Jacksonville, Fla.-based Fidelity National said Bank of America Corp. will be required to show that all documentation and procedures related to the foreclosure of a property comply with state law and local practice. The Charlotte, N.C., bank will also cover any losses Fidelity National faces that are directly related to its failure to comply with laws on transactions in which foreclosure has already occurred or will take place.
The deal comes amid accusations that mortgage lenders nationwide cut corners as they moved to seize millions of homes. Lenders won't issue mortgages without title insurance, which protects a homebuyer and mortgage provider in case any unpaid taxes, questionable ownership or other problems surface. Title insurers are trying to come up with a way to ensure they don't have to pay claims to the buyer of a foreclosed home if inaccuracies end up voiding the home purchase.
Bank of America, the nation's largest bank, has suspended foreclosures in all 50 states while it checks to see if employees made errors in loan documents needed to complete foreclosures. It has said it will resume the proceedings next week.
"We believe that this agreement reflects current law in every state and is consistent with the rights that we have under the policies we issue," said Fidelity National Chairman William P. Foley in a statement. Fidelity National will also require guaranties on future foreclosure-related transactions from all other lenders.
JPMorgan Chase & Co., Ally Financial's GMAC Mortgage unit and PNC Financial have also stopped foreclosures in some states while they review procedures. Attorneys general in all 50 states and the District of Columbia are jointly investigating whether mortgage companies have violated state laws.
Fidelity National said it does not believe that this situation will have a material adverse impact on its title business. The company said it believes policies written to new purchasers of foreclosed homes will not result in additional claims exposure "because the new owners and their lenders would have the rights of good faith purchasers which should not be affected by potential defects in documentation.
"Even if a court sets aside a foreclosure due to a defect in documentation, the foreclosing lender would be required to return all funds obtained from our insureds, resulting in no loss under the title insurance policy," Fidelity National said.
The details of the deal with Bank of America were disclosed at the same time Fidelity National posted a 13 percent increase in third-quarter profit, boosted by increased sales of specialty insurance, investment gains and cost cutting.
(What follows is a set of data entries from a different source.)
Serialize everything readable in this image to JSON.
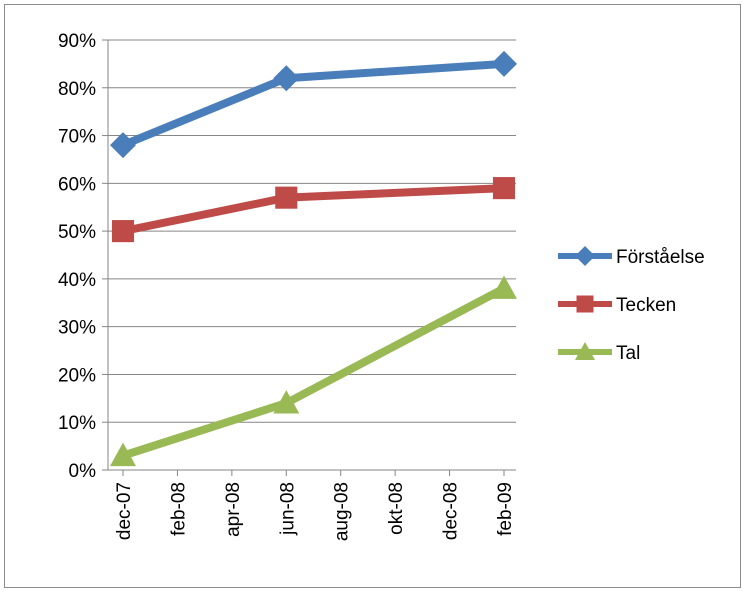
{
  "chart_data": {
    "type": "line",
    "title": "",
    "xlabel": "",
    "ylabel": "",
    "x_dates": [
      "2007-12",
      "2008-06",
      "2009-02"
    ],
    "x_ticks": [
      "dec-07",
      "feb-08",
      "apr-08",
      "jun-08",
      "aug-08",
      "okt-08",
      "dec-08",
      "feb-09"
    ],
    "y_ticks": [
      "0%",
      "10%",
      "20%",
      "30%",
      "40%",
      "50%",
      "60%",
      "70%",
      "80%",
      "90%"
    ],
    "ylim": [
      0,
      90
    ],
    "y_unit": "%",
    "grid": "horizontal",
    "legend_position": "right",
    "series": [
      {
        "name": "Förståelse",
        "values": [
          68,
          82,
          85
        ],
        "color": "#4a7ebb",
        "marker": "diamond"
      },
      {
        "name": "Tecken",
        "values": [
          50,
          57,
          59
        ],
        "color": "#be4b48",
        "marker": "square"
      },
      {
        "name": "Tal",
        "values": [
          3,
          14,
          38
        ],
        "color": "#98b954",
        "marker": "triangle"
      }
    ]
  }
}
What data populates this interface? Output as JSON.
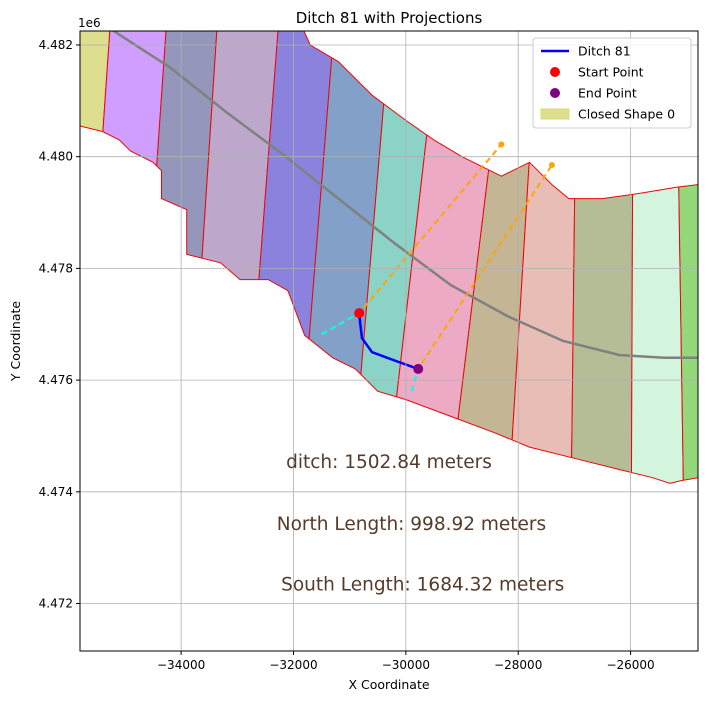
{
  "chart_data": {
    "type": "line",
    "title": "Ditch 81 with Projections",
    "xlabel": "X Coordinate",
    "ylabel": "Y Coordinate",
    "y_offset_label": "1e6",
    "xlim": [
      -35800,
      -24800
    ],
    "ylim": [
      4.47115,
      4.48225
    ],
    "x_ticks": [
      -34000,
      -32000,
      -30000,
      -28000,
      -26000
    ],
    "x_tick_labels": [
      "−34000",
      "−32000",
      "−30000",
      "−28000",
      "−26000"
    ],
    "y_ticks": [
      4.472,
      4.474,
      4.476,
      4.478,
      4.48,
      4.482
    ],
    "y_tick_labels": [
      "4.472",
      "4.474",
      "4.476",
      "4.478",
      "4.480",
      "4.482"
    ],
    "grid": true,
    "legend_position": "top-right",
    "legend": [
      {
        "label": "Ditch 81",
        "kind": "line",
        "color": "#0000ff"
      },
      {
        "label": "Start Point",
        "kind": "marker",
        "color": "#ff0000"
      },
      {
        "label": "End Point",
        "kind": "marker",
        "color": "#800080"
      },
      {
        "label": "Closed Shape 0",
        "kind": "patch",
        "color": "#dede8f"
      }
    ],
    "ditch": {
      "name": "Ditch 81",
      "color": "#0000ff",
      "points": [
        [
          -30830,
          4.4772
        ],
        [
          -30810,
          4.477
        ],
        [
          -30780,
          4.47675
        ],
        [
          -30600,
          4.4765
        ],
        [
          -30200,
          4.47635
        ],
        [
          -29780,
          4.4762
        ]
      ]
    },
    "start_point": {
      "x": -30830,
      "y": 4.4772,
      "color": "#ff0000"
    },
    "end_point": {
      "x": -29780,
      "y": 4.4762,
      "color": "#800080"
    },
    "centerline": {
      "color": "#808080",
      "points": [
        [
          -35800,
          4.4825
        ],
        [
          -35200,
          4.48225
        ],
        [
          -34200,
          4.4816
        ],
        [
          -33200,
          4.4808
        ],
        [
          -32200,
          4.48005
        ],
        [
          -31200,
          4.47925
        ],
        [
          -30200,
          4.47845
        ],
        [
          -29200,
          4.4777
        ],
        [
          -28200,
          4.47715
        ],
        [
          -27200,
          4.4767
        ],
        [
          -26200,
          4.47645
        ],
        [
          -25400,
          4.4764
        ],
        [
          -24800,
          4.4764
        ]
      ]
    },
    "outer_boundary": {
      "north": [
        [
          -35800,
          4.4831
        ],
        [
          -35000,
          4.4831
        ],
        [
          -34200,
          4.4831
        ],
        [
          -33300,
          4.4831
        ],
        [
          -32200,
          4.4831
        ],
        [
          -31700,
          4.482
        ],
        [
          -31200,
          4.4817
        ],
        [
          -30600,
          4.4811
        ],
        [
          -30000,
          4.48065
        ],
        [
          -29500,
          4.4803
        ],
        [
          -29000,
          4.48
        ],
        [
          -28300,
          4.47965
        ],
        [
          -27800,
          4.4799
        ],
        [
          -27400,
          4.4795
        ],
        [
          -27100,
          4.47925
        ],
        [
          -26500,
          4.47925
        ],
        [
          -25800,
          4.47935
        ],
        [
          -25200,
          4.47945
        ],
        [
          -24800,
          4.4795
        ]
      ],
      "south": [
        [
          -35800,
          4.48055
        ],
        [
          -35400,
          4.48045
        ],
        [
          -35100,
          4.4803
        ],
        [
          -34900,
          4.4801
        ],
        [
          -34500,
          4.4799
        ],
        [
          -34350,
          4.47975
        ],
        [
          -34350,
          4.47925
        ],
        [
          -33900,
          4.47905
        ],
        [
          -33900,
          4.47825
        ],
        [
          -33300,
          4.4781
        ],
        [
          -32950,
          4.4778
        ],
        [
          -32450,
          4.4778
        ],
        [
          -32100,
          4.4776
        ],
        [
          -31800,
          4.4768
        ],
        [
          -31300,
          4.4764
        ],
        [
          -30900,
          4.4762
        ],
        [
          -30500,
          4.4758
        ],
        [
          -30000,
          4.47565
        ],
        [
          -29200,
          4.47535
        ],
        [
          -28400,
          4.47505
        ],
        [
          -27800,
          4.4748
        ],
        [
          -27000,
          4.4746
        ],
        [
          -26200,
          4.4744
        ],
        [
          -25600,
          4.47425
        ],
        [
          -25300,
          4.47415
        ],
        [
          -25100,
          4.4742
        ],
        [
          -24800,
          4.47425
        ]
      ]
    },
    "band_colors": [
      "#dede8f",
      "#cf9eff",
      "#9496bb",
      "#bda8cc",
      "#8a82dd",
      "#83a0c9",
      "#8ad3c6",
      "#edaac4",
      "#c4b595",
      "#e8bdb5",
      "#b4bd96",
      "#d3f5de",
      "#95d87c"
    ],
    "band_edges_north": [
      -35200,
      -34200,
      -33300,
      -32200,
      -31200,
      -30200,
      -29300,
      -28100,
      -27600,
      -26950,
      -25950,
      -25200
    ],
    "band_edges_south": [
      -36100,
      -35100,
      -34150,
      -33200,
      -32250,
      -31300,
      -30800,
      -29700,
      -28400,
      -27100,
      -26000,
      -25000
    ],
    "north_projection": {
      "color": "#ffa500",
      "points": [
        [
          -31500,
          4.47682
        ],
        [
          -30830,
          4.4772
        ],
        [
          -28300,
          4.48022
        ]
      ]
    },
    "south_projection": {
      "color": "#ffa500",
      "points": [
        [
          -29900,
          4.4758
        ],
        [
          -29780,
          4.4762
        ],
        [
          -27400,
          4.47985
        ]
      ]
    },
    "cyan_segments": {
      "color": "#00ffff",
      "points": [
        [
          [
            -31500,
            4.47682
          ],
          [
            -30830,
            4.4772
          ]
        ],
        [
          [
            -29900,
            4.4758
          ],
          [
            -29780,
            4.4762
          ]
        ]
      ]
    },
    "annotations": [
      {
        "text": "ditch: 1502.84 meters",
        "x": -30300,
        "y": 4.47443
      },
      {
        "text": "North Length: 998.92 meters",
        "x": -29900,
        "y": 4.47332
      },
      {
        "text": "South Length: 1684.32 meters",
        "x": -29700,
        "y": 4.47223
      }
    ]
  }
}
For the three months ended Sept. 30, Fidelity National said its net income attributable to common shareholders was $83.2 million, or 36 cents per share, compared with $73.4 million, or 32 cents per share, in the year-ago quarter.
Revenue slipped 3 percent to $1.42 billion, from $1.47 billion last year.
Analysts polled by Thomson Reuters, on average, expected profit of 30 cents per share, on revenue of $1.4 billion.
Fidelity National said total title premiums fell 8 percent to $903.3 million. Specialty insurance rose 12 percent to $110.8 million. Foley said the company saw strength in its title business, with refinance order volumes rising throughout the quarter.
Realized investment gains nearly quadrupled, to $40.1 million, much of that gain due to the sale of about half of the company's shares in Fidelity National Information Services, an electronic payment processing and outsourcing company it split from in 2006. The insurer continues to own 1.6 million shares, valued at about $45 million, of Fidelity National Information Services.
The company cut total expenses by nearly 5 percent to $1.3 billion.
Separately, Fidelity National said its CEO Alan L. Stinson has stepped down from that role to become an executive vice president, citing his desire to work in a "less rigorous capacity than his role as CEO." Chief Operating Officer George P. Scanlon was named the new chief executive.
The company also said its board declared a dividend of 18 cents, payable Dec. 23 to shareholders of record as of Dec. 9.
In aftermarket electronic trading, Fidelity National Financial shares slipped 24 cents to $14.50, after closing Wednesday trading up 25 cents at $14.74.